Crawl Budget
Definition
Basically, the crawl budget is the number of resources used to crawl a web page. How many and how often e.g. subpages of a website are searched is decided by Google.
The crawl budget varies from website to website and is defined by the size of the site, the number of backlinks and how buggy the website is.
How is the crawl budget affected?
There are some factors that affect the crawl budget of a crawler. However, most of them influence the budget negatively! When crawling, it is important that the different pages offer added value.
A problem can exist when a web page contains many sub-pages. Due to the budget of the crawler, not all pages of the website are crawled and therefore not indexed. This can result in the website owner getting less traffic.
You should also know the crawl rate in this context. Google’s definition of this is as follows:
The crawling frequency refers to the number of requests per second that the Googlebot makes during the crawling process on your website, e.g. five requests per second.
This depends on two factors:
- Number of concurrent connections that the spider needs to crawl a web page.
- The time that elapses between requests for a web page.
The disadvantage turns out to be when a website is very slow to respond. Consequently, this will reduce the crawl rate for that web page.
In contrast, if a web page responds very quickly, the crawler assumes that the servers are running properly.
How fast or slow a web page responds is called the “crawl health”.
Also important to the topic is the term index budget. It specifies how many of the crawled pages are actually indexed.
The difference can be seen in the following example:
If a crawler crawls an old web page that has many subpages that are no longer accessible(error code – 404), then the crawl budget is burdened with each page accessed.
However, since most pages give the 404 response and therefore cannot be indexed, the index budget is underutilized . If a page is accessible but does not provide the content you were hoping for, a status 200 (OK- the request was successfully processed) is sent instead of the 404 status.
Relevance for SEO
For search engine optimization, the crawl budget is of great importance. As explained in the example above, the crawl budget may not be sufficient to reach all pages of a website. Thus, the crawl budget is not ideally utilized.
Here you can however with a few
Optimizations remedy the situation
. It is important to identify pages that are inaccessible, contain low quality or low content. These pages should be denied to the searchbot.
Tip: The crawl budget can also be set manually in Google Search Console.
How do I make the best use of the crawl budget?
For every problem there is a solution. You just have to know what your options are. Now follow a few tips on how to make the most of the potential of the GoogleBot or other spiders.
- First you should exclude unimportant pages like login pages from crawling. This is possible via robot.txt or via the meta tag specifications nofollow and noindex. The crawler first takes note of the information in Robot.txt. So if the corresponding information is stored, it does not even consider the information of the meta tag. Problem of Robot.txt: Excluded pages may appear despite the entry, if they are e.g. have been linked to by other pages and Google considers them relevant.

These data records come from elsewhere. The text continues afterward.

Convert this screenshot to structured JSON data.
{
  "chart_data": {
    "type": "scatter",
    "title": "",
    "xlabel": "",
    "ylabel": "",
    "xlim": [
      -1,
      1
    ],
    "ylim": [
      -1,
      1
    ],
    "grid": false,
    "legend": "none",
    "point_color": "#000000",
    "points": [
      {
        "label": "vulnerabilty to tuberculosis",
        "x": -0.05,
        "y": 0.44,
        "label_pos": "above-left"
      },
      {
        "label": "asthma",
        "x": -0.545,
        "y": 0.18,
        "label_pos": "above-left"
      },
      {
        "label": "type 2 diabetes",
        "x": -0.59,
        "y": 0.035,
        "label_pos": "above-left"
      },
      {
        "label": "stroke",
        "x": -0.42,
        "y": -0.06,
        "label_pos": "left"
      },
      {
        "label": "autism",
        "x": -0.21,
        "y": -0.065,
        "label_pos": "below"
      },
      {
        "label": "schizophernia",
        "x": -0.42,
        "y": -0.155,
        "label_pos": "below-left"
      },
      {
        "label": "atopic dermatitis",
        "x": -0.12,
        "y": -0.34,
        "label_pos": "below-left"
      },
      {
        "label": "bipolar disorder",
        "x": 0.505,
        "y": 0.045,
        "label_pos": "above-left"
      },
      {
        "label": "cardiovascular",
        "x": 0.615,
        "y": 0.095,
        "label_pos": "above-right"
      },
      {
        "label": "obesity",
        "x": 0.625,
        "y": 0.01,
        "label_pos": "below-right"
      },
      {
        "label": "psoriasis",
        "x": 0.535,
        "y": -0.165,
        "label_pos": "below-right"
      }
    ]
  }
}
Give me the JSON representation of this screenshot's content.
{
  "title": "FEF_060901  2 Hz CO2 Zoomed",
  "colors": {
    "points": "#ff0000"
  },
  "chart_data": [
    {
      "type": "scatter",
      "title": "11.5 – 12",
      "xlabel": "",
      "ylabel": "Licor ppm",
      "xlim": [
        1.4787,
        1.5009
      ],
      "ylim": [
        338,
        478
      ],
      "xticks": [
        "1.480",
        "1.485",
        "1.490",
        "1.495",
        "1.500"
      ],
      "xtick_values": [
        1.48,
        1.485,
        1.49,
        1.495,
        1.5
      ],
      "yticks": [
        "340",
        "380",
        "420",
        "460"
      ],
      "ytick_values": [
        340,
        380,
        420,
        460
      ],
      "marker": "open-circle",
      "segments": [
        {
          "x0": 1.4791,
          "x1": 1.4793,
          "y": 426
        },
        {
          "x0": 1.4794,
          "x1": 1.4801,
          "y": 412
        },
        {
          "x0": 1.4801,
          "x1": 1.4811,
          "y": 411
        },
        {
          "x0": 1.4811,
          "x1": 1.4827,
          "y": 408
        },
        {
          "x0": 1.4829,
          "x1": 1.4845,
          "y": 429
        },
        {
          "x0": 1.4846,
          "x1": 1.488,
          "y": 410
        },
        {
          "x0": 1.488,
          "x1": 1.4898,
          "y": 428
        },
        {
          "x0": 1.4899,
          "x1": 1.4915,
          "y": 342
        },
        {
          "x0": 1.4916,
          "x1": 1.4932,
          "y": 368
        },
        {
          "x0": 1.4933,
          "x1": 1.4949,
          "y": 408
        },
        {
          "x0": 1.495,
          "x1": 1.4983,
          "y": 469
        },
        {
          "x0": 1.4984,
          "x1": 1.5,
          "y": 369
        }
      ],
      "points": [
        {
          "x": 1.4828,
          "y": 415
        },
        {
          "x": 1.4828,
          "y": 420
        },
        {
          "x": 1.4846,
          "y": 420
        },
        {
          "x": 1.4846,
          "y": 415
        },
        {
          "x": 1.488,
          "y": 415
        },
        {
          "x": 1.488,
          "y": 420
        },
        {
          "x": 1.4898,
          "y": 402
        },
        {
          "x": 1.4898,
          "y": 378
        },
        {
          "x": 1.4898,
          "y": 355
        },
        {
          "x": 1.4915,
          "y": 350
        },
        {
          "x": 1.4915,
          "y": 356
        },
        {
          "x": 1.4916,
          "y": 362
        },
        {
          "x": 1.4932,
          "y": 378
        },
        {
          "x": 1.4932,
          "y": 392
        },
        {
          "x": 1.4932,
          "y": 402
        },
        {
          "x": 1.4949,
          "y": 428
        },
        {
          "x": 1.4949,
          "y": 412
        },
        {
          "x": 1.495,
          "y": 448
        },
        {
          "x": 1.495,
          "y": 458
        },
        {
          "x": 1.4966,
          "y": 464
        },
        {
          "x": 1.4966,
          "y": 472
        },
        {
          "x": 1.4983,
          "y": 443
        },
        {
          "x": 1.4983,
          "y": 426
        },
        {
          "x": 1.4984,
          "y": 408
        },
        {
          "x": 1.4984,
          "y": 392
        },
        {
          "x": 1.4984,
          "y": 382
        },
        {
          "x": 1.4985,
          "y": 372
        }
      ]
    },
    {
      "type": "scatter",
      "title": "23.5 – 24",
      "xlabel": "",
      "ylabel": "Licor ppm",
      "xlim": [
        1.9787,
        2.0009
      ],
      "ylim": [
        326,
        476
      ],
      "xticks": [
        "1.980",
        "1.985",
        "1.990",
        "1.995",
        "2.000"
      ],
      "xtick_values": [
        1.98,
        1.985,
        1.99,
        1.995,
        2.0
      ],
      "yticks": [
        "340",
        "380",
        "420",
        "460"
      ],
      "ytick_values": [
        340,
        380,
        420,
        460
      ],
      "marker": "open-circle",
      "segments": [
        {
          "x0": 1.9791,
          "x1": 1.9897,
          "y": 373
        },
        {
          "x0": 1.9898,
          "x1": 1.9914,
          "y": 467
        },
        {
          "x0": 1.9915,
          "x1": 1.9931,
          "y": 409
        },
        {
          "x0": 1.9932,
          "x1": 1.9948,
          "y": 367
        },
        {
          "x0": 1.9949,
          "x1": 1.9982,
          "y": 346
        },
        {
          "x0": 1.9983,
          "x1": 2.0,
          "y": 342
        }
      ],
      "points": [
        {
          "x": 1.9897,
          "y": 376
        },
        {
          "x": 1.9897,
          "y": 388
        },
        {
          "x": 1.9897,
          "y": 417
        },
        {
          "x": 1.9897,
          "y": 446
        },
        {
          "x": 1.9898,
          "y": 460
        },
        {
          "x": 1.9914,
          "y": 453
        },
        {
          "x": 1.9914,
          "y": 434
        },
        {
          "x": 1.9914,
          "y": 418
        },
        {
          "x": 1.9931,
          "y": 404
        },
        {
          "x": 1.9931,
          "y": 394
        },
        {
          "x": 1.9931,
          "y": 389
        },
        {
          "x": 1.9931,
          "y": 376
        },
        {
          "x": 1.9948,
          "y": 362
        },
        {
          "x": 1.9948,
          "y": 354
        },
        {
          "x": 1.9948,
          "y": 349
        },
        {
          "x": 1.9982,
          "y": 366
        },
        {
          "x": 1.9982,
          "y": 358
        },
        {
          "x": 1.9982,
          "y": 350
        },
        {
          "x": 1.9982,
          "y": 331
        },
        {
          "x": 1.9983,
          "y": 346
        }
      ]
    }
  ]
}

- The website should have a flat page structure and the subpages should be accessible by a few clicks.
- Pages that are more important should have internal linking, especially those that are connected by backlinks.
Conclusion
The crawl budget has a great importance for search engine optimization. If you “unnecessarily” waste the crawl budget of a search engine spider, you may be giving away valuable traffic . If you own or manage a small or medium-sized website , you don’t need to worry about whether the crawl budget is sufficient.